FTA provides guidelines and tools (such as producer support programs, environmental and social responsibility guidelines, tools to guide investments, multi-stakeholder dialogues, vertical and horizontal integrations) that can be used to facilitate a multi-functional landscape approach. Such an approach deals with natural processes and human controls, such as natural resources management (NRM) and land tenure, in an integrated and multidisciplinary manner, combining a wide range of environmental factors (e.g. watershed health, biodiversity conservation and habitat connectivity), economic factors (value chain dynamics), and social conditions and objectives with institutional and policy considerations.

Thus, this research theme coordinates internally with FTA’s work on sustainable value chains at the meso level, jointly addressing trade-offs and synergies relating to commodities, trade and enterprise. The theme also partners with the CGIAR Research Program on Water, Land and Ecosystems (WLE) as well as the Future Earth and the Ecosystem Services Partnership.

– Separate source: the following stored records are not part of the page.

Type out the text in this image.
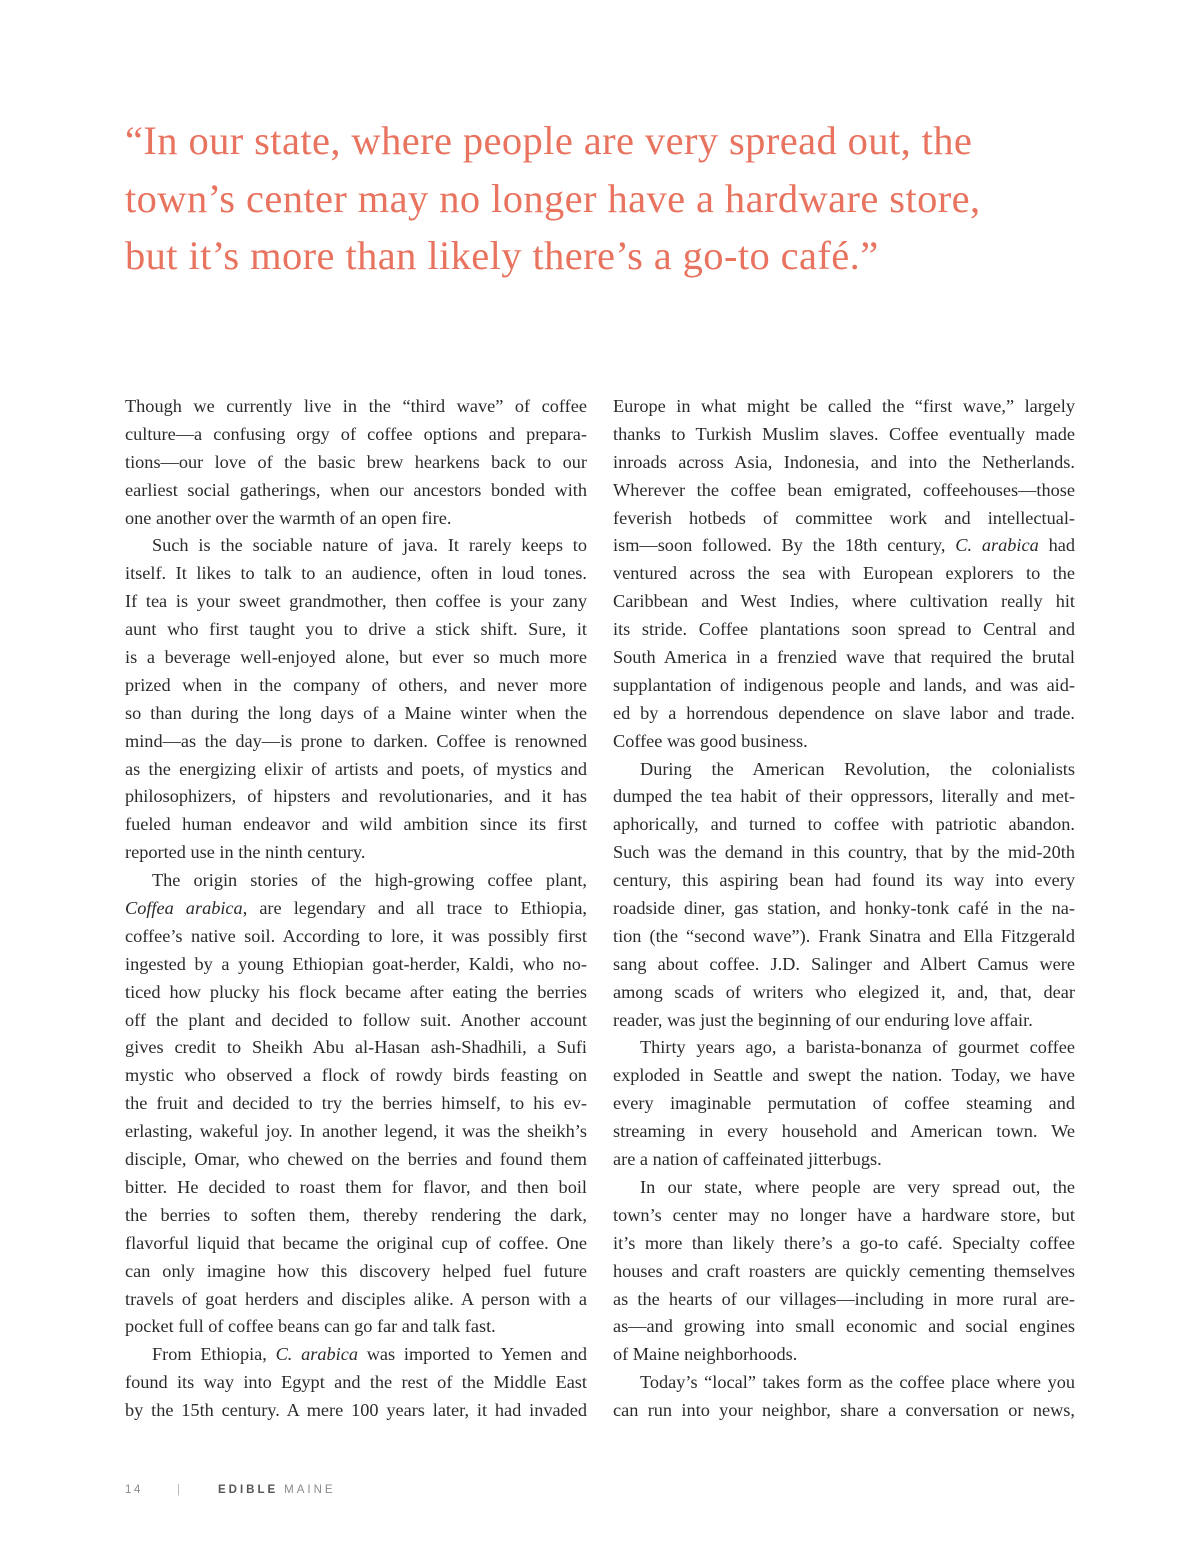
“In our state, where people are very spread out, the
town’s center may no longer have a hardware store,
but it’s more than likely there’s a go-to café.”
Though we currently live in the “third wave” of coffee
culture—a confusing orgy of coffee options and prepara-
tions—our love of the basic brew hearkens back to our
earliest social gatherings, when our ancestors bonded with
one another over the warmth of an open fire.
Such is the sociable nature of java. It rarely keeps to
itself. It likes to talk to an audience, often in loud tones.
If tea is your sweet grandmother, then coffee is your zany
aunt who first taught you to drive a stick shift. Sure, it
is a beverage well-enjoyed alone, but ever so much more
prized when in the company of others, and never more
so than during the long days of a Maine winter when the
mind—as the day—is prone to darken. Coffee is renowned
as the energizing elixir of artists and poets, of mystics and
philosophizers, of hipsters and revolutionaries, and it has
fueled human endeavor and wild ambition since its first
reported use in the ninth century.
The origin stories of the high-growing coffee plant,
Coffea arabica, are legendary and all trace to Ethiopia,
coffee’s native soil. According to lore, it was possibly first
ingested by a young Ethiopian goat-herder, Kaldi, who no-
ticed how plucky his flock became after eating the berries
off the plant and decided to follow suit. Another account
gives credit to Sheikh Abu al-Hasan ash-Shadhili, a Sufi
mystic who observed a flock of rowdy birds feasting on
the fruit and decided to try the berries himself, to his ev-
erlasting, wakeful joy. In another legend, it was the sheikh’s
disciple, Omar, who chewed on the berries and found them
bitter. He decided to roast them for flavor, and then boil
the berries to soften them, thereby rendering the dark,
flavorful liquid that became the original cup of coffee. One
can only imagine how this discovery helped fuel future
travels of goat herders and disciples alike. A person with a
pocket full of coffee beans can go far and talk fast.
From Ethiopia, C. arabica was imported to Yemen and
found its way into Egypt and the rest of the Middle East
by the 15th century. A mere 100 years later, it had invaded
Europe in what might be called the “first wave,” largely
thanks to Turkish Muslim slaves. Coffee eventually made
inroads across Asia, Indonesia, and into the Netherlands.
Wherever the coffee bean emigrated, coffeehouses—those
feverish hotbeds of committee work and intellectual-
ism—soon followed. By the 18th century, C. arabica had
ventured across the sea with European explorers to the
Caribbean and West Indies, where cultivation really hit
its stride. Coffee plantations soon spread to Central and
South America in a frenzied wave that required the brutal
supplantation of indigenous people and lands, and was aid-
ed by a horrendous dependence on slave labor and trade.
Coffee was good business.
During the American Revolution, the colonialists
dumped the tea habit of their oppressors, literally and met-
aphorically, and turned to coffee with patriotic abandon.
Such was the demand in this country, that by the mid-20th
century, this aspiring bean had found its way into every
roadside diner, gas station, and honky-tonk café in the na-
tion (the “second wave”). Frank Sinatra and Ella Fitzgerald
sang about coffee. J.D. Salinger and Albert Camus were
among scads of writers who elegized it, and, that, dear
reader, was just the beginning of our enduring love affair.
Thirty years ago, a barista-bonanza of gourmet coffee
exploded in Seattle and swept the nation. Today, we have
every imaginable permutation of coffee steaming and
streaming in every household and American town. We
are a nation of caffeinated jitterbugs.
In our state, where people are very spread out, the
town’s center may no longer have a hardware store, but
it’s more than likely there’s a go-to café. Specialty coffee
houses and craft roasters are quickly cementing themselves
as the hearts of our villages—including in more rural are-
as—and growing into small economic and social engines
of Maine neighborhoods.
Today’s “local” takes form as the coffee place where you
can run into your neighbor, share a conversation or news,
14	|	EDIBLE MAINE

Regarding climate change, mitigation and adaptation objectives have largely been pursued separately. A landscape approach can enable integration and synergy between the two and thus enhance the effectiveness and efficiency of NRM. FTA provides a menu of practices associated with various systems and successful case
studies, where multi-functionality of landscapes provide mitigation, adaptation, development and conservation benefits. In this respect, the research theme links with FTA’s work on climate change, exploring aspects of climate smart landscapes as well as the linkages between agriculture and forests in the context of reduced emissions from deforestation and forest degradation (REDD+), and nationally determined contributions as they link to green economies. Collaboration also occurs between this research theme, FTA’s climate change work, and the CGIAR Research Program on Climate Change, Agriculture and Food Security (CCAFS).

What is a landscape?
A landscape is a socioecological system that consists of a mosaic of natural and/or human-modified ecosystems, with a characteristic configuration of topography, vegetation, land use and settlements that is influenced by ecological, historical, economic, institutional and cultural conditions. It is therefore at the landscape level that key interactions among biophysical, socioeconomic and institutional factors occur and can be observed. A landscape is therefore a spatial unit where economic activities, natural resources, ecosystem services and their economic and social use can be considered together.

What is the landscape approach?
As it relates to natural ecosystems, agriculture, forestry, energy, water, industry, transport, cities, related infrastructure and other land uses, and to the livelihoods they sustain, the landscape approach brings together stakeholders to transcend, within a landscape and across scales, traditional management, policy and governance boundaries. It provides concepts, tools and institutional solutions for stakeholders to identify, understand and address the complex set of interlinked environmental, social and economic challenges. It fosters evidence-based and inclusive prioritization, decision-making and implementation. It promotes integration between policy domains and integration of policies and practices.